Dr. Mark Covelle's Bio
Dr. Mark Covelle is the Administrative Director of Middle Bucks Institute of Technology (MBIT), where he leads efforts to reimagine career and technical education (CTE) for student success. MBIT serves four Bucks County school districts and offers 21 career programs across five career clusters, helping students gain real-world skills and multiple postsecondary pathways.
A former high school English teacher and educational leader, Dr. Covelle holds degrees from Boston College, Wilkes University, and Lehigh University, and earned his doctorate in Educational Leadership from Drexel University. A national speaker and host of the aMBITious podcast, he advocates for modern CTE that connects students to purpose, builds technical and employability skills, and prepares them for careers, advanced training, or college.
Mark says that interest in CTE has surged post-COVID because hands-on, authentic learning could not be replicated online. The skilled trades gap has added further momentum nationally.
He notes that in CTE, students practice — they work on real brakes, deploy real safety equipment, and build real things. Traditional classrooms more often ask students to pretend. Kids know the difference, and it affects their engagement.
His school serves 1,000 students across 21 career programs and issued over 1,500 industry-recognized credentials last year — roughly 1.5 per student. These credentials are portable, tangible evidence of skill beyond a transcript.

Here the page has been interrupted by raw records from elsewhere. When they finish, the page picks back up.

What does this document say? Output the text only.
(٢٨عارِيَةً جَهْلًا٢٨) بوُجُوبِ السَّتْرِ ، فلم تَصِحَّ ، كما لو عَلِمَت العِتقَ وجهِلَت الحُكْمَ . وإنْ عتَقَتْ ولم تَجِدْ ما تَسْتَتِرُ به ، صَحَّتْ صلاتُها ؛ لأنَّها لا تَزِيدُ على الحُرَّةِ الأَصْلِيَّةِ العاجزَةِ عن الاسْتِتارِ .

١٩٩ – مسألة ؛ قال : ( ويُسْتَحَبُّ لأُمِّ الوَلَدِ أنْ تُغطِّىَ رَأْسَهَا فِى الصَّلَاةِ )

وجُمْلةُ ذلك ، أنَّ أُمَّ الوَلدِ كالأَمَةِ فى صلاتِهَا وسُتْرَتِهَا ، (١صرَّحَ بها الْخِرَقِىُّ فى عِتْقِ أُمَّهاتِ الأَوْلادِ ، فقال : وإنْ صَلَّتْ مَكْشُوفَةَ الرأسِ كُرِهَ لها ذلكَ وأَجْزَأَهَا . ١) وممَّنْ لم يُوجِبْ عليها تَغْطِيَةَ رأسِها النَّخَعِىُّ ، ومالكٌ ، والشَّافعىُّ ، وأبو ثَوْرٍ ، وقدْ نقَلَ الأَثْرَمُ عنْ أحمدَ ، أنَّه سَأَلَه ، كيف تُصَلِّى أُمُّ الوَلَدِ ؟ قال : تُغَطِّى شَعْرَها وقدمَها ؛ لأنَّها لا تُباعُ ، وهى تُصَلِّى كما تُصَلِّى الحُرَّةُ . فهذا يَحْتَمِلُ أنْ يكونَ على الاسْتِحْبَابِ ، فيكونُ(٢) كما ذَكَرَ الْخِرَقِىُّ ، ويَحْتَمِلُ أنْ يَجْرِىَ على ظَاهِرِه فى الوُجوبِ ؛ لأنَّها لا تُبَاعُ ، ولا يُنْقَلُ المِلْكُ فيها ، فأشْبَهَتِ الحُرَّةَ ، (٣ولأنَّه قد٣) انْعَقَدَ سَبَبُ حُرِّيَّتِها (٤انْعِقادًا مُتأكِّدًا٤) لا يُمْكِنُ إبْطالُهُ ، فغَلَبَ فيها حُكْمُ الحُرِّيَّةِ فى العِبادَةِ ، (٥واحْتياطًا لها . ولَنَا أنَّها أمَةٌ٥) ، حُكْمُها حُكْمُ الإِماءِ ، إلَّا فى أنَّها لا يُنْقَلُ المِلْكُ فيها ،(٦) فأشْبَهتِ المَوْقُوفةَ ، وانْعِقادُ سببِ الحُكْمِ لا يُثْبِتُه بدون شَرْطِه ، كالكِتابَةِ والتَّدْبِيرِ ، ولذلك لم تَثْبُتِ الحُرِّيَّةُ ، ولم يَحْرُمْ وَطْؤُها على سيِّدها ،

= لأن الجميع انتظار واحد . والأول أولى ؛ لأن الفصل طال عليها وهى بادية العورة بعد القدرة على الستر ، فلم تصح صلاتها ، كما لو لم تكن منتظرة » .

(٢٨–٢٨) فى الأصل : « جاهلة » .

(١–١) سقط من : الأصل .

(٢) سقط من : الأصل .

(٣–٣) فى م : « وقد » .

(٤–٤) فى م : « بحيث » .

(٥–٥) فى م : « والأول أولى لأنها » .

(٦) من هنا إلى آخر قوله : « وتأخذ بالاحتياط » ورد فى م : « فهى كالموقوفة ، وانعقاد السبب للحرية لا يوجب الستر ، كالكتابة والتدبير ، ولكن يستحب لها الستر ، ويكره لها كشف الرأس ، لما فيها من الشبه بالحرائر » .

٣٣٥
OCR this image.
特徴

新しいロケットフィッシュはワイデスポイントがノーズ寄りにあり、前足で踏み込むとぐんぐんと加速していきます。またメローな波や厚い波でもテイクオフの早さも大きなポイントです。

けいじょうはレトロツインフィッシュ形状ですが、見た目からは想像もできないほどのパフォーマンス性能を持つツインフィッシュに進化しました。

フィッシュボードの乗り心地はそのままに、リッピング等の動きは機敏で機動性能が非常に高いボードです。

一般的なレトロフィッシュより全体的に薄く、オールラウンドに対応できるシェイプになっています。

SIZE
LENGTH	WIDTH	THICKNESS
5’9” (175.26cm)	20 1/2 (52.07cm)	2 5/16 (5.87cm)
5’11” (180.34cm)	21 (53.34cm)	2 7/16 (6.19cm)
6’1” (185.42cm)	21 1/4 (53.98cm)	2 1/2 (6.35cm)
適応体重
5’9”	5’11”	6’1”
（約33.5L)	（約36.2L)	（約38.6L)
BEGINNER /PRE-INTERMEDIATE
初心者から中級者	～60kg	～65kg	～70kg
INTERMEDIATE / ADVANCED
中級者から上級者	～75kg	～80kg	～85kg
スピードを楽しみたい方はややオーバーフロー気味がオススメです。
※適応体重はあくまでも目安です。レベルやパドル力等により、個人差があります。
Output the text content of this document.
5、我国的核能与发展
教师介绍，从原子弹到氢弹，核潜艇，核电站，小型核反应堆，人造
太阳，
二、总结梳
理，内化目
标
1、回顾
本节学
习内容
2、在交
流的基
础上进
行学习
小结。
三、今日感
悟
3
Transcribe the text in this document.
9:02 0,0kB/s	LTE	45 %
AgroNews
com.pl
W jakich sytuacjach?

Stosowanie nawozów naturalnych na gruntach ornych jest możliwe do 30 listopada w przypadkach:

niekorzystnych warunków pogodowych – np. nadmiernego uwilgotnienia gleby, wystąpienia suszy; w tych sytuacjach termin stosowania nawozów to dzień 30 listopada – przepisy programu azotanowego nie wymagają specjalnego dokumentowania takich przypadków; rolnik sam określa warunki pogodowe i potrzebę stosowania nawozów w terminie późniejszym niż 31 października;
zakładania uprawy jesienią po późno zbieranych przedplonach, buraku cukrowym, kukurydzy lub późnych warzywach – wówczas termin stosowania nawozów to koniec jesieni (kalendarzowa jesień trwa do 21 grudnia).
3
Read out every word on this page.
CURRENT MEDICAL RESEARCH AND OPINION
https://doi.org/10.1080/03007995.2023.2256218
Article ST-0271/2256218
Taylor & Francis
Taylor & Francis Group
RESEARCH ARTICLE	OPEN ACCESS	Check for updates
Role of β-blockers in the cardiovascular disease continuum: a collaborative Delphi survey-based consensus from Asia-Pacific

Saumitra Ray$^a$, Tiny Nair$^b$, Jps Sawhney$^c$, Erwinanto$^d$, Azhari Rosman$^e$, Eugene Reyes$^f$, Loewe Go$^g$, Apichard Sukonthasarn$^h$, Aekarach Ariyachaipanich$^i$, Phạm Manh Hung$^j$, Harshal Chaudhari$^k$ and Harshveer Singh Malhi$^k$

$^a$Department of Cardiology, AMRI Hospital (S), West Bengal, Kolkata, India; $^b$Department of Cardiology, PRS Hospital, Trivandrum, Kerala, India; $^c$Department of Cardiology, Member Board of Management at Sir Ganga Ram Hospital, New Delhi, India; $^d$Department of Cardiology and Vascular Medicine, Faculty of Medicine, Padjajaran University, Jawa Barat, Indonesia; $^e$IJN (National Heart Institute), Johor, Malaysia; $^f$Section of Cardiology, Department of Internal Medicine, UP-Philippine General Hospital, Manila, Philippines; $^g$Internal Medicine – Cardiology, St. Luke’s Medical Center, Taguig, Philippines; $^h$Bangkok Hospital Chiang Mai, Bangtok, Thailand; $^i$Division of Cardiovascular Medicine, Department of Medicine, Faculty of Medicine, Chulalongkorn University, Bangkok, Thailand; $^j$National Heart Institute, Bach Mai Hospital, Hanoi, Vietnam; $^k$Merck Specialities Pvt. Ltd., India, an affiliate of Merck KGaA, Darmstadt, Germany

Business and industry partners tell Mark the biggest gaps in young workers are persistence (stalling when stuck), communication, and general professionalism. MBIT grades students on employability weekly — resumes, interviewing, professional conduct, and workplace interaction are all part of the curriculum.
Mark believes that every K-12 school should have an internship program. Students need professional feedback at 18, not 24. Even virtual or industry-problem-based experiences count. Getting that feedback earlier — with educator support — changes outcomes.
Mark and TJ discuss how authentic problems can live in any classroom. An English problem-solution paper can be drawn from a real local business challenge. A student who needs math to complete an engineering project will learn that math. Purpose drives motivation.
Mark tells a story about involving students in school branding. MBIT's "ambition" identity came from a student who noticed MBIT sits inside the word ambition. It became a neon lobby sign, a podcast, and a school-wide hashtag — and it stuck because students created it.
Mark's closing message: authenticity matters. Authentic learning builds trust, persistence, and a positive relationship with school — the skills employers say are missing most.